Beyond the stages themselves, the surrounding city of New Orleans is essentially one continuous festival experience. Jazz floats through the streets, incredible food is never more than a corner away, and the cultural richness of the French Quarter and Preservation Hall draws visitors deep into the living history of American music. For anyone who loves music that has roots, stories, and soul baked deep into every note, Jazz Fest belongs at the very top of your travel list.
10. EDC Las Vegas – Las Vegas, Nevada, USA

2026 is set to be a milestone year for EDC Las Vegas, celebrating its 30th anniversary under the electric sky, welcoming over 500,000 concertgoers across three days and featuring 8 stages, including the Kinetic Field, which hosts up to 70,000 attendees. Held annually in May at the Las Vegas Motor Speedway, EDC Las Vegas is all about electronic dance music and is the largest festival for the music genre in North America.
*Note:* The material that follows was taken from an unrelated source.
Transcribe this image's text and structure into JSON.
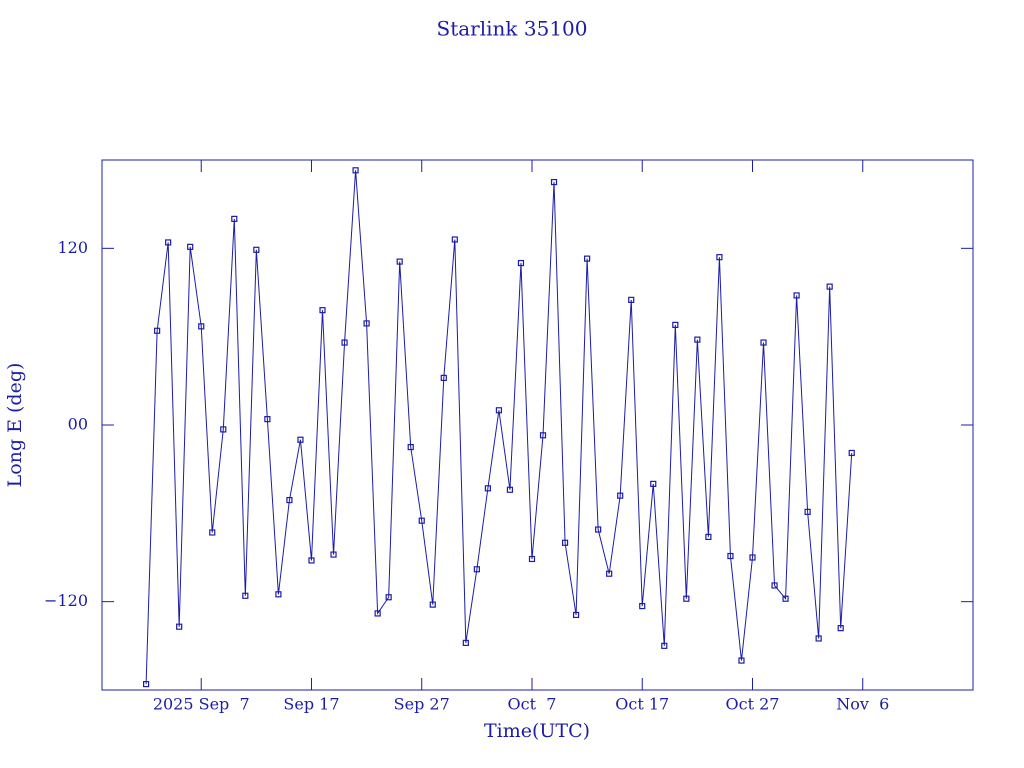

EDC is one of those places that defies easy description. Picture a science-fiction city that emerges from the Nevada desert for three nights, glowing with light art, carnival rides, fire, and the relentless forward motion of electronic music. The crowd is enormous, the production is staggering, and the energy is like nothing else. For many, it delivers the raw, pulsing energy of the desert night that festival lovers specifically seek out. Thirty years in and EDC shows absolutely zero signs of slowing down.
Start Planning Now – Your Festival Year Awaits

Looking at this list, one thing becomes completely clear: 2026 is one of the most extraordinary years for live music that the festival world has ever seen. No matter your music taste, who you’re going with, your weather preference, or your capacity for camping, the world has a festival that’s right for you, from Europe to the USA, Canada to Japan and Australia to India. That’s not just a nice thought. It’s genuinely true this year.
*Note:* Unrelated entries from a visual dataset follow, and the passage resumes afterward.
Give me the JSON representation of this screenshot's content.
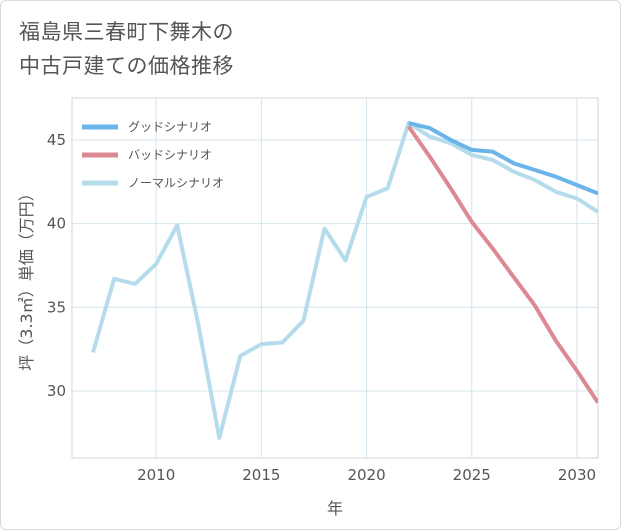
{
  "chart_data": {
    "type": "line",
    "title": {
      "line1": "福島県三春町下舞木の",
      "line2": "中古戸建ての価格推移"
    },
    "xlabel": "年",
    "ylabel": "坪（3.3㎡）単価（万円）",
    "xlim": [
      2006,
      2031
    ],
    "ylim": [
      26,
      47.5
    ],
    "xticks": [
      2010,
      2015,
      2020,
      2025,
      2030
    ],
    "xtick_labels": [
      "2010",
      "2015",
      "2020",
      "2025",
      "2030"
    ],
    "yticks": [
      30,
      35,
      40,
      45
    ],
    "ytick_labels": [
      "30",
      "35",
      "40",
      "45"
    ],
    "grid": true,
    "legend_position": "top-left",
    "series": [
      {
        "name": "グッドシナリオ",
        "color": "#6ab4ea",
        "x": [
          2022,
          2023,
          2024,
          2025,
          2026,
          2027,
          2028,
          2029,
          2030,
          2031
        ],
        "y": [
          46.0,
          45.7,
          45.0,
          44.4,
          44.3,
          43.6,
          43.2,
          42.8,
          42.3,
          41.8
        ]
      },
      {
        "name": "バッドシナリオ",
        "color": "#dc8a92",
        "x": [
          2022,
          2023,
          2024,
          2025,
          2026,
          2027,
          2028,
          2029,
          2030,
          2031
        ],
        "y": [
          45.8,
          44.0,
          42.1,
          40.1,
          38.5,
          36.8,
          35.1,
          33.0,
          31.2,
          29.3
        ]
      },
      {
        "name": "ノーマルシナリオ",
        "color": "#b5dcea",
        "x": [
          2007,
          2008,
          2009,
          2010,
          2011,
          2012,
          2013,
          2014,
          2015,
          2016,
          2017,
          2018,
          2019,
          2020,
          2021,
          2022,
          2023,
          2024,
          2025,
          2026,
          2027,
          2028,
          2029,
          2030,
          2031
        ],
        "y": [
          32.3,
          36.7,
          36.4,
          37.6,
          39.9,
          34.0,
          27.2,
          32.1,
          32.8,
          32.9,
          34.2,
          39.7,
          37.8,
          41.6,
          42.1,
          46.0,
          45.2,
          44.8,
          44.1,
          43.8,
          43.1,
          42.6,
          41.9,
          41.5,
          40.7
        ]
      }
    ]
  }
}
The hardest part isn’t finding a festival worth attending. It’s choosing just one. Tickets for the most popular events tend to sell out shockingly fast, so the sooner you commit to a destination and lock in your plans, the better off you’ll be. Think of it like booking a flight to see a once-in-a-decade concert. Hesitation costs you the seat.
So pull up your calendar, grab your passport if needed, and start building your 2026 festival itinerary. Life is too short for ordinary weekends. Which one of these would you visit first?